Trump’ın, Kanada eyaletimiz olsun, Panama Kanalı’nı geri verin, Grönland’a ihtiyacımız var o zaman bize verin, ya tatlılıkla verin, satın ya da ben askeri güçle çökerim demesi, delilik olarak görülebilir mi? Bu sorunun yanıtı için “deli”den ne anladığımız hakkında da hemfikir olmamız gerekir. Hitler’in, “hayat alanı”, (lebensraum) kavramına dayanarak, Almanların yaşadığı ve yaşamak için ihtiyacı olan topraklar Almanya’nın olmalı diyerek 2. Dünya Savaşı’nı başlatmasına benziyor olabilir mi?
Hitler ne kadar “deliyse”, Trump ve Trumpgiller de o kadar deli diyebilir miyiz? Her ikisi ve benzerleri için psikiyatrik bir inceleme yapılsa ve gerçekten “ağır ruhsal hastalık” tanısı konulsa ne değişir ki?
Eğer Trumpgillerin deliliğini, “evrensel hukuk ve kurallara uymama hali" olarak tanımlarsak, psikiyatrik hastalık dilinden çıkıp, liderlerin ruh halini belirleyen ekonomi-politik koşulları değerlendirebilmeye başlayabiliriz.
Nasıl oluyor da kendi ekonomik ve sosyal koşullarını iyileştirenlere ya da iyileştirmeyi vaat edenlere değil de Trumpgillere oy veriyor insanlar? İnsanların siyasal alana dahil olamamaları, bireylerin kendilerini siyaset yapan özneler olarak görememeleriyle açıklamak yeterli mi? Neden muhalefetin mitingleri yüzbinleri kendine çekemiyor? Asgari ücret ve ortalama ücretlerle bırakın şehirleri kırsal hayatta bile temel ihtiyaçların karşılanması mümkün değilken, neden yoksullar isyan etmiyorlar? Yoksulların isyan potansiyeli neden örgütlenemiyor?

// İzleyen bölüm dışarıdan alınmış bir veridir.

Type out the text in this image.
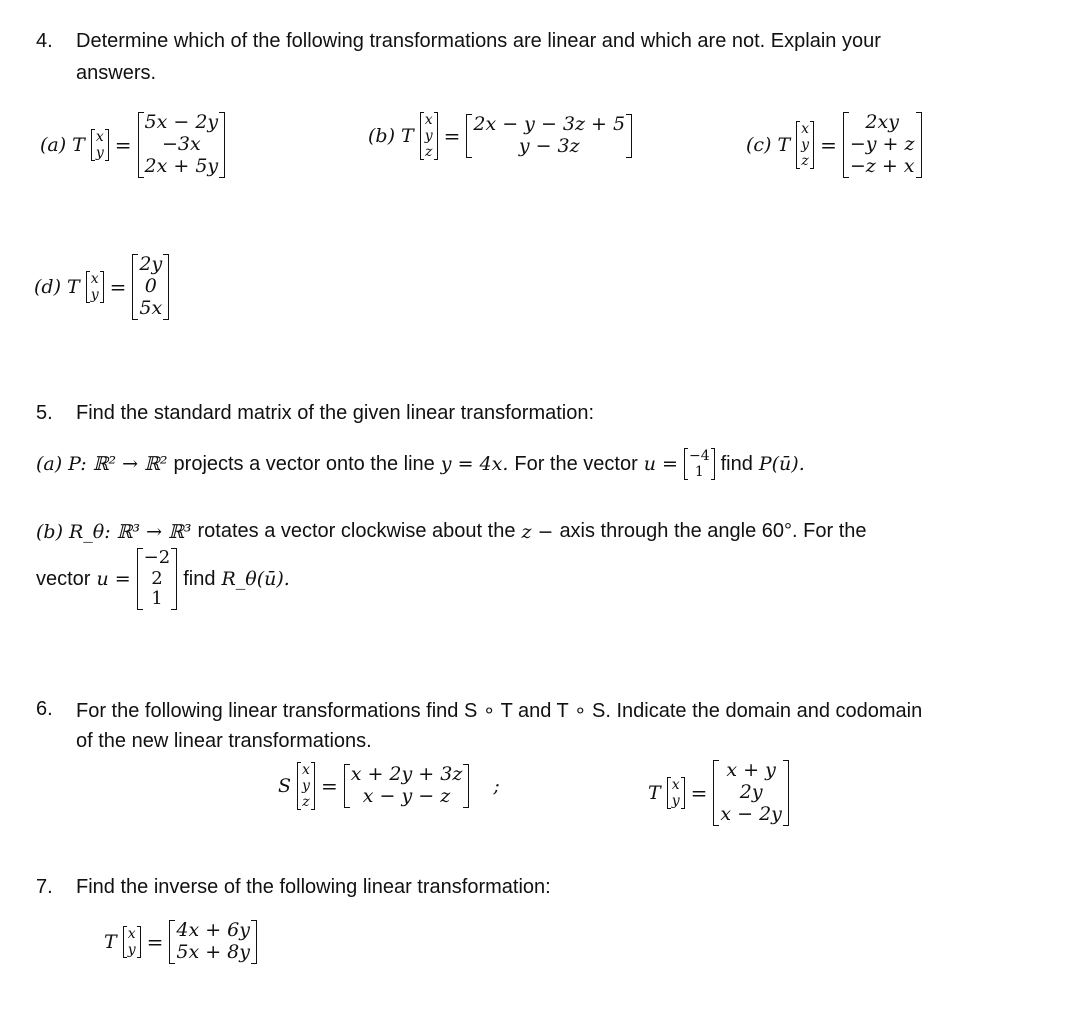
4. Determine which of the following transformations are linear and which are not. Explain your
answers.
(a) T x
y =
5x − 2y
−3x
2x + 5y
(b) T
x
y
z
= 2x − y − 3z + 5
y − 3z	(c) T
x
y
z
=
2xy
−y + z
−z + x
(d) T x
y =
2y
0
5x
5. Find the standard matrix of the given linear transformation:
(a) P: ℝ² → ℝ² projects a vector onto the line y = 4x. For the vector u = −4
1 find P(ū).
(b) R_θ: ℝ³ → ℝ³ rotates a vector clockwise about the z − axis through the angle 60°. For the
vector u =
−2
2
1
find R_θ(ū).
6. For the following linear transformations find S ∘ T and T ∘ S. Indicate the domain and codomain
of the new linear transformations.
S
x
y
z
= x + 2y + 3z
x − y − z ;	T x
y =
x + y
2y
x − 2y
7. Find the inverse of the following linear transformation:
T x
y = 4x + 6y
5x + 8y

Trumpgiller, sorunun nedeni (mikrop) değil de sorunun belirtisi (ateş, öksürük) olabilir mi?
Trump’ın söylemi, bir şeyi arzuluyorsam, o şey benim olmalı anlamına geliyor değil mi? Aynı şekilde, hayalini kurabiliyorsam o zaman gerçektir, gibi. Saatte 300 km. hız yapabilen bir araba aldıysam o hızda gidebilirim; gidebiliyorsam da hiçbir kuralı önemsemeden giderim demeye benzemiyor mu? Petrol ve doğal gazım olsa zengin bir ülke olurum; Musul ve Kerkük’te petrol var, o zaman 82 Musul’un, 83 Kerkük’ün plakası olsun; zaten eskiden “benim” değil miydi?
Trumpgiller, bize ve dünyaya “yeni bir düzen” vaat ediyorlar. Bu düzeni basitçe “güçlü olan kazanır” ilkesi olarak tanımlamak yeterli olmayabilir. Bu düzen, kendi gücünü nesnel olarak değerlendirme gereği duymayan bir “arzusunu hak belleme” ilkesine yaslanan, “akıl yerine duyguyu” temel alan bir düzen.
Yazının başındaki soruya dönersek, Trump, bitmekte olanın son hali mi, başlamakta olanın ilk aşaması mı?